As the headline suggests, the crux of the main article details how the NSA has, for years, systematically tapped into the Brazilian telecommunication network and indiscriminately intercepted, collected and stored the email and telephone records of millions of Brazilians. The story follows an article in Der Spiegel last week, written by Laura Poitras and reporters from that paper, detailing the NSA’s mass and indiscriminate collection of the electronic communications of millions of Germans. There are many more populations of non-adversarial countries which have been subjected to the same type of mass surveillance net by the NSA: indeed, the list of those which haven’t been are shorter than those which have. The claim that any other nation is engaging in anything remotely approaching indiscriminate worldwide surveillance of this sort is baseless.
As those two articles detail, all of this bulk, indiscriminate surveillance aimed at populations of friendly foreign nations is part of the NSA’s “FAIRVIEW” program. Under that program, the NSA partners with a large US telecommunications company, the identity of which is currently unknown, and that US company then partners with telecoms in the foreign countries. Those partnerships allow the US company access to those countries’ telecommunications systems, and that access is then exploited to direct traffic to the NSA’s repositories. Both articles are based on top secret documents provided by Edward Snowden; O Globo published several of them.
Some Americans may shrug at their own government spying on them but the people in these other countries are rightly upset at a foreign power scooping up their records, just as Americans would be upset if they learned that (say) the Chinese government was intercepting their communications, and this latest revelation is big news there. It will be seen as yet another confirmation of the imperialist nature of the US government.
Meanwhile some foreign business might leave the US cloud services if they think that their business secrets are being given to their competitors or the US government.
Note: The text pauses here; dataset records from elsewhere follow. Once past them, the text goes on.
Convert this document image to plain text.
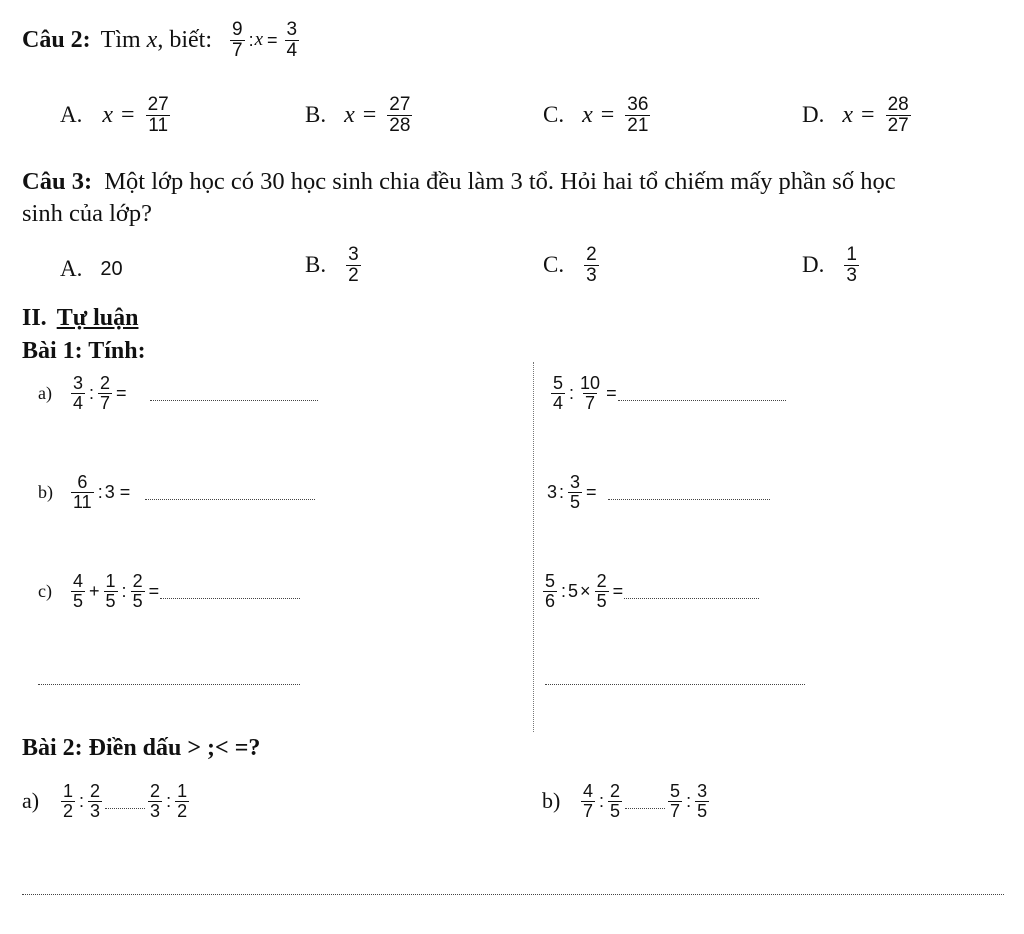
Câu 2: Tìm x , biết: $\frac{9}{7}$ : $x = \frac{3}{4}$
A. $x = \frac{27}{11}$	B. $x = \frac{27}{28}$	C. $x = \frac{36}{21}$	D. $x = \frac{28}{27}$
Câu 3: Một lớp học có 30 học sinh chia đều làm 3 tổ. Hỏi hai tổ chiếm mấy phần số học
sinh của lớp?
A. 20	B. $\frac{3}{2}$	C. $\frac{2}{3}$	D. $\frac{1}{3}$
II. Tự luận
Bài 1: Tính:
a)	$\frac{3}{4}$ : $\frac{2}{7}$ =	$\frac{5}{4}$ : $\frac{10}{7}$ =
b)	$\frac{6}{11}$ : 3 =	3 : $\frac{3}{5}$ =
c)	$\frac{4}{5} + \frac{1}{5}$ : $\frac{2}{5}$ =	$\frac{5}{6}$ : $5 \times \frac{2}{5}$ =
Bài 2: Điền dấu > ;< =?
a)	$\frac{1}{2}$ : $\frac{2}{3}$	$\frac{2}{3}$ : $\frac{1}{2}$	b)	$\frac{4}{7}$ : $\frac{2}{5}$	$\frac{5}{7}$ : $\frac{3}{5}$
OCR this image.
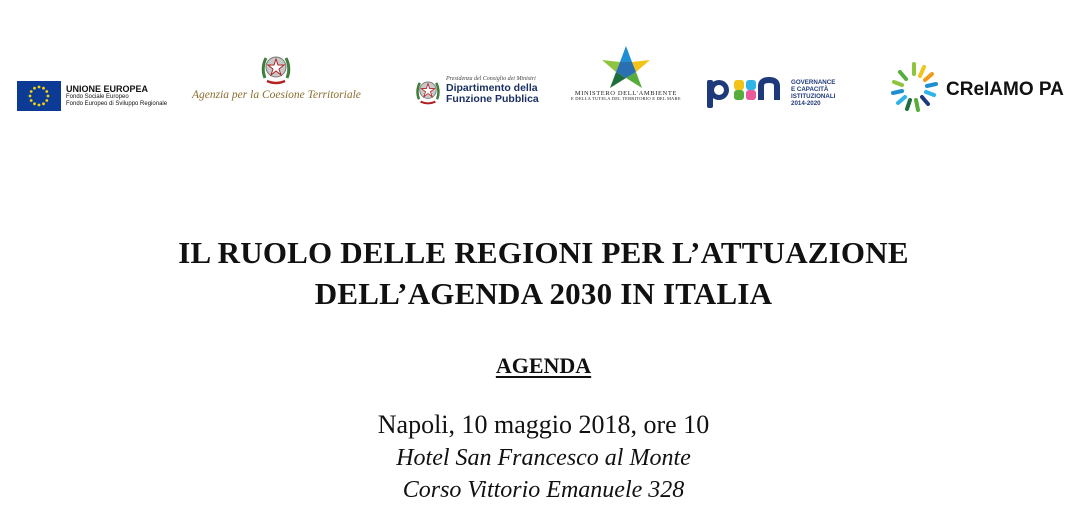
UNIONE EUROPEA
Fondo Sociale Europeo
Fondo Europeo di Sviluppo Regionale
Agenzia per la Coesione Territoriale
Presidenza del Consiglio dei Ministri
Dipartimento della
Funzione Pubblica	MINISTERO DELL'AMBIENTE
E DELLA TUTELA DEL TERRITORIO E DEL MARE
GOVERNANCE
E CAPACITÀ
ISTITUZIONALI
2014-2020
CReIAMO PA
IL RUOLO DELLE REGIONI PER L’ATTUAZIONE
DELL’AGENDA 2030 IN ITALIA
AGENDA
Napoli, 10 maggio 2018, ore 10
Hotel San Francesco al Monte
Corso Vittorio Emanuele 328
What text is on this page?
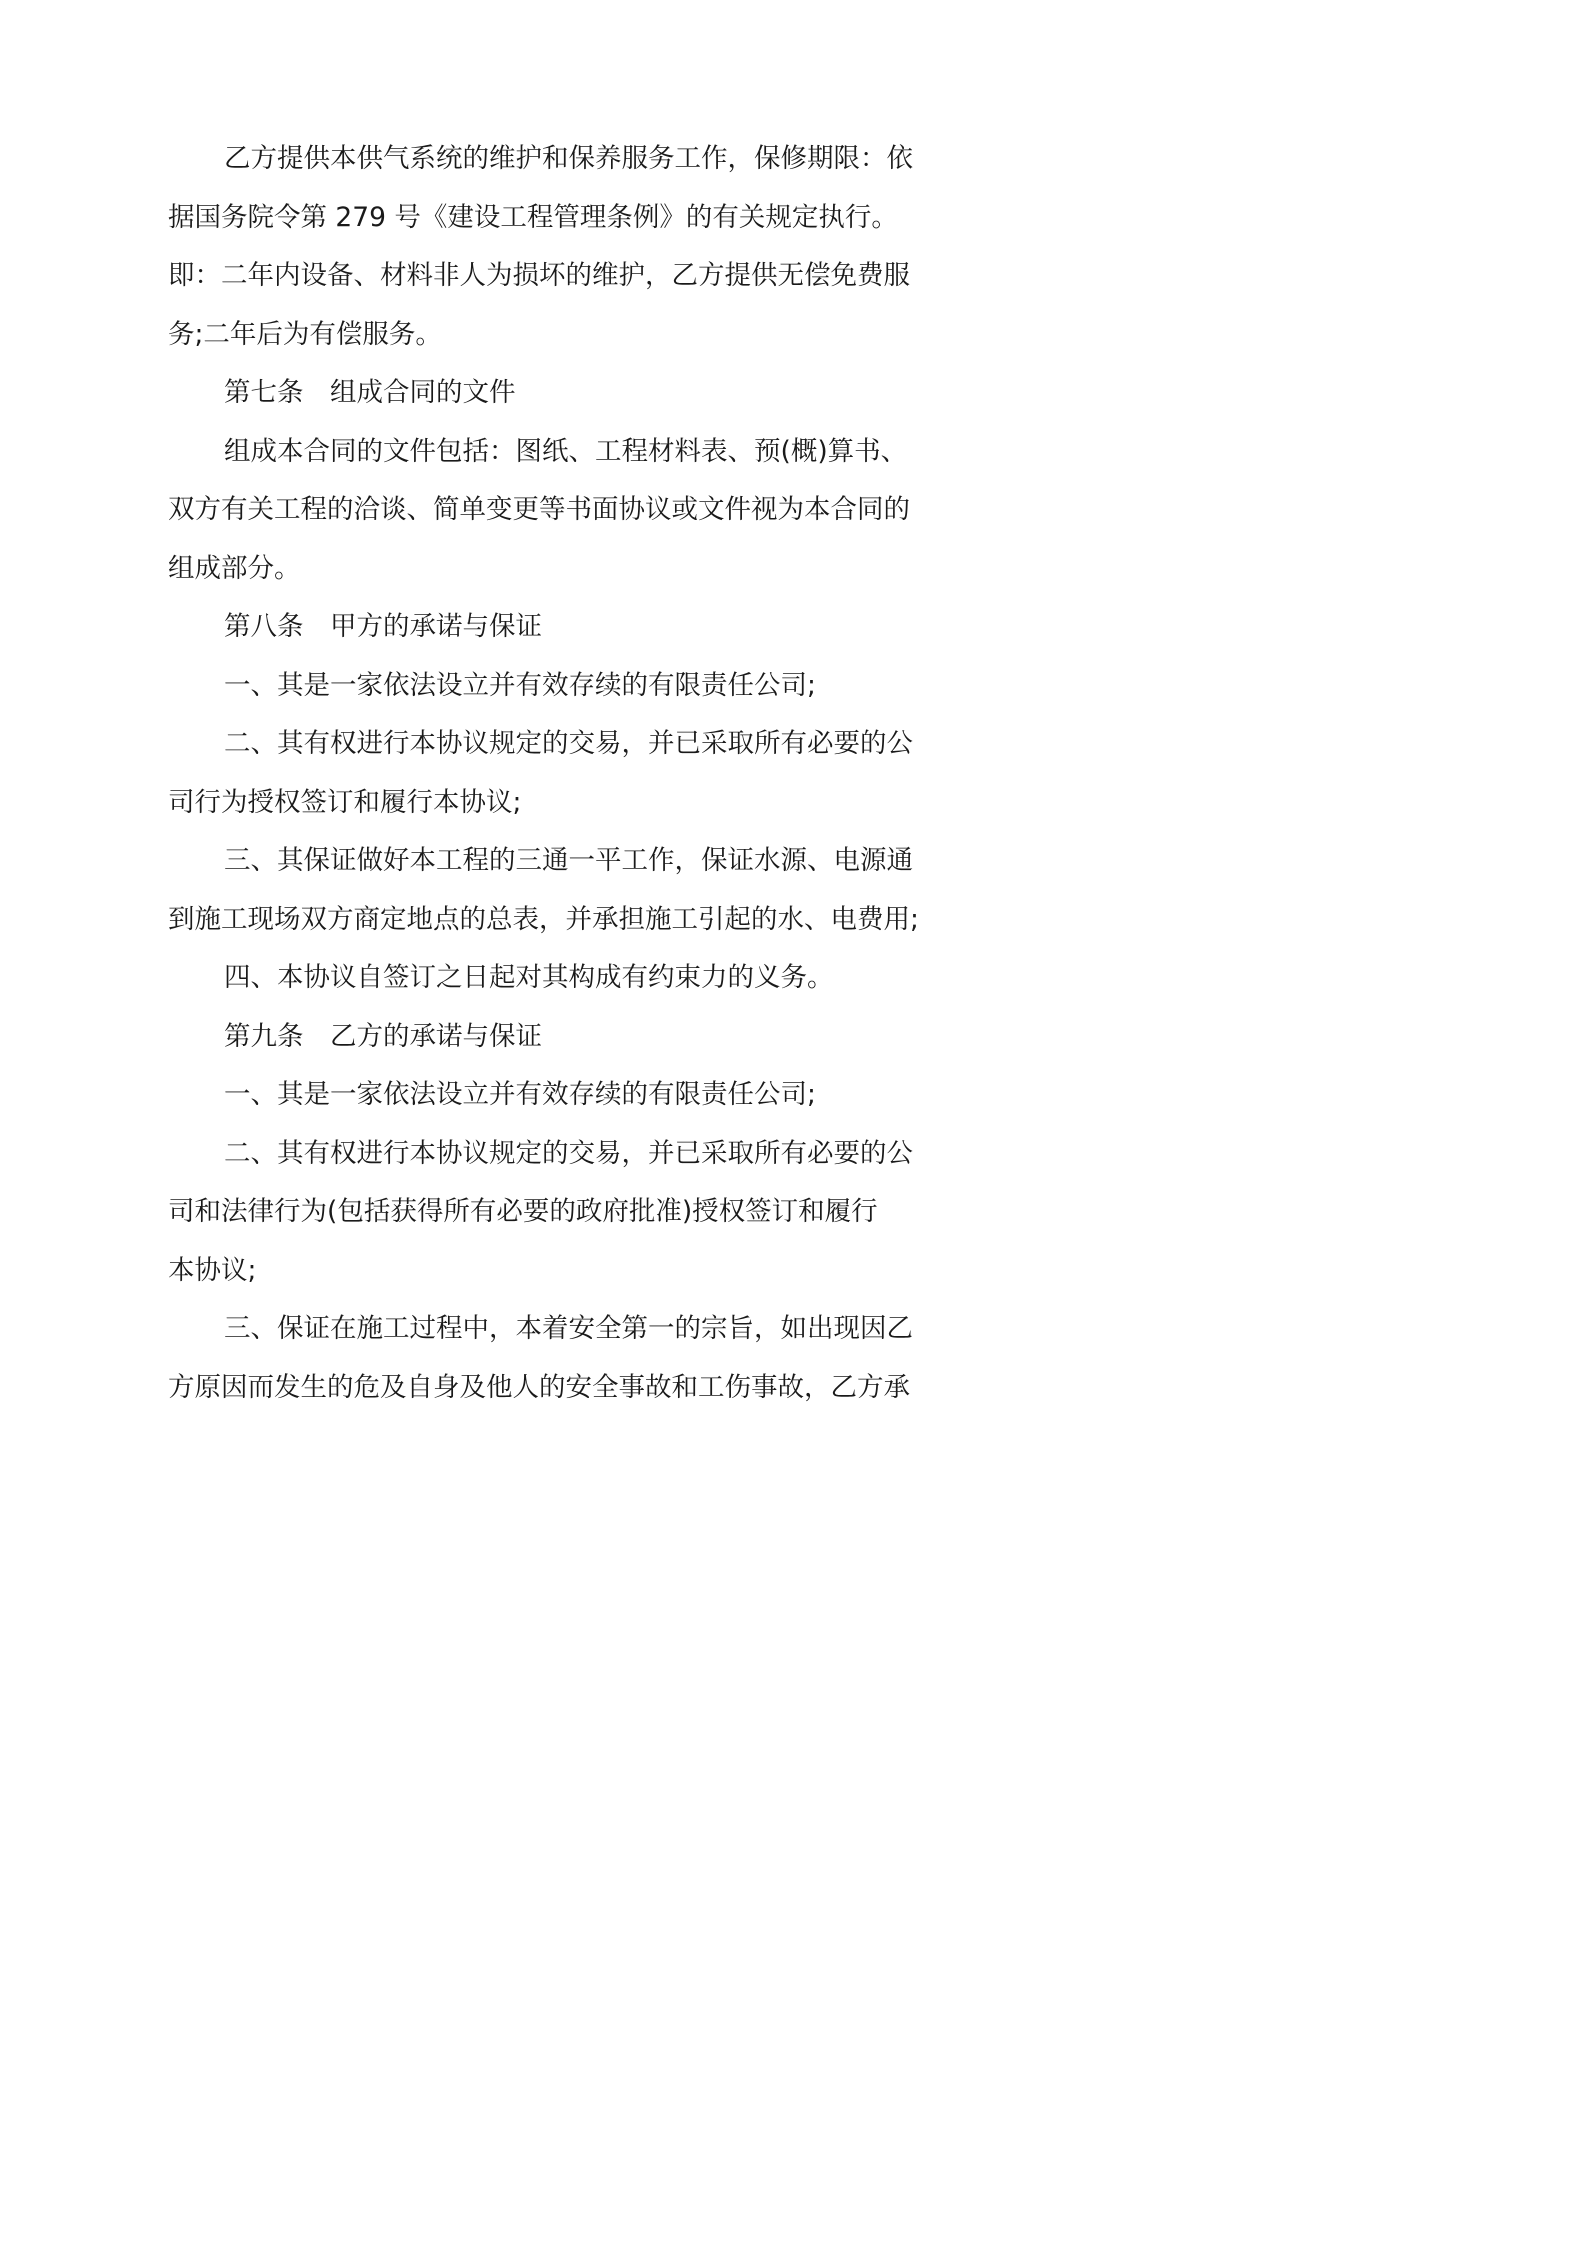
乙方提供本供气系统的维护和保养服务工作，保修期限：依
据国务院令第 279 号《建设工程管理条例》的有关规定执行。
即：二年内设备、材料非人为损坏的维护，乙方提供无偿免费服
务;二年后为有偿服务。
第七条　组成合同的文件
组成本合同的文件包括：图纸、工程材料表、预(概)算书、
双方有关工程的洽谈、简单变更等书面协议或文件视为本合同的
组成部分。
第八条　甲方的承诺与保证
一、其是一家依法设立并有效存续的有限责任公司;
二、其有权进行本协议规定的交易，并已采取所有必要的公
司行为授权签订和履行本协议;
三、其保证做好本工程的三通一平工作，保证水源、电源通
到施工现场双方商定地点的总表，并承担施工引起的水、电费用;
四、本协议自签订之日起对其构成有约束力的义务。
第九条　乙方的承诺与保证
一、其是一家依法设立并有效存续的有限责任公司;
二、其有权进行本协议规定的交易，并已采取所有必要的公
司和法律行为(包括获得所有必要的政府批准)授权签订和履行
本协议;
三、保证在施工过程中，本着安全第一的宗旨，如出现因乙
方原因而发生的危及自身及他人的安全事故和工伤事故，乙方承
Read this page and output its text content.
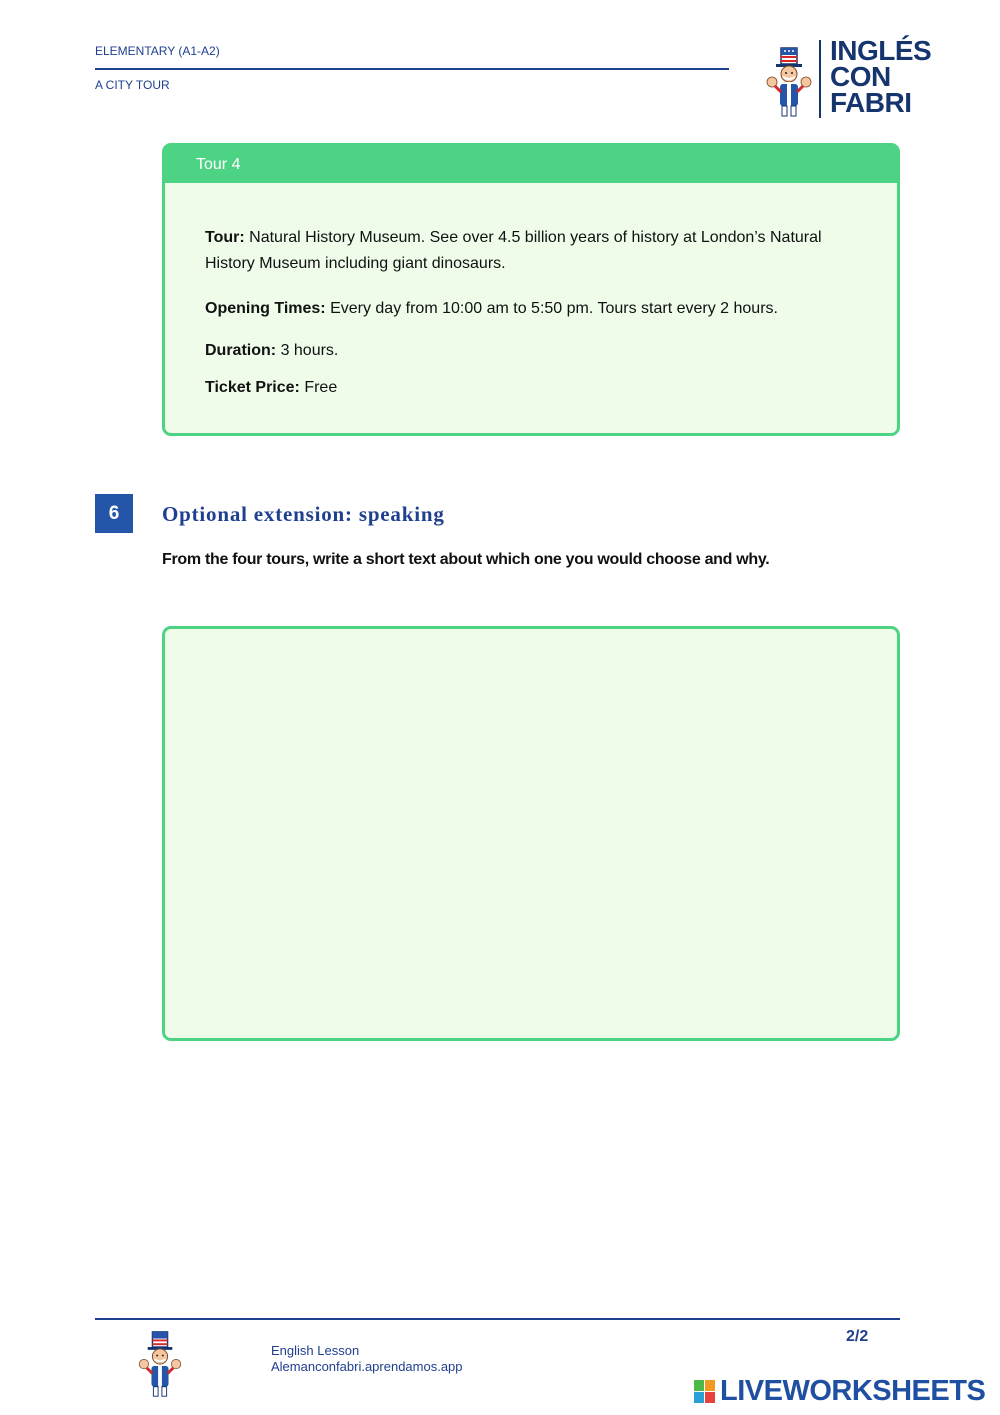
ELEMENTARY (A1-A2)
A CITY TOUR
INGLÉS
CON
FABRI
Tour 4

Tour: Natural History Museum. See over 4.5 billion years of history at London’s Natural History Museum including giant dinosaurs.

Opening Times: Every day from 10:00 am to 5:50 pm. Tours start every 2 hours.

Duration: 3 hours.

Ticket Price: Free

6	Optional extension: speaking
From the four tours, write a short text about which one you would choose and why.
English Lesson
Alemanconfabri.aprendamos.app
2/2
LIVEWORKSHEETS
If any US reporters bother to ask president Obama why the US is spying on Brazilians, will we hear that all the hijackers who flew the planes into the Twin Towers on 9/11 were from Brazil and that that country has long been a haven for al Qaeda so we need to spy on them to ‘keep us safe’? After all, the Bush administration managed to make the public accept that story about Iraq and why allow a good lie to be used just once? Besides, Oceania has always been at war with Eurasia, no?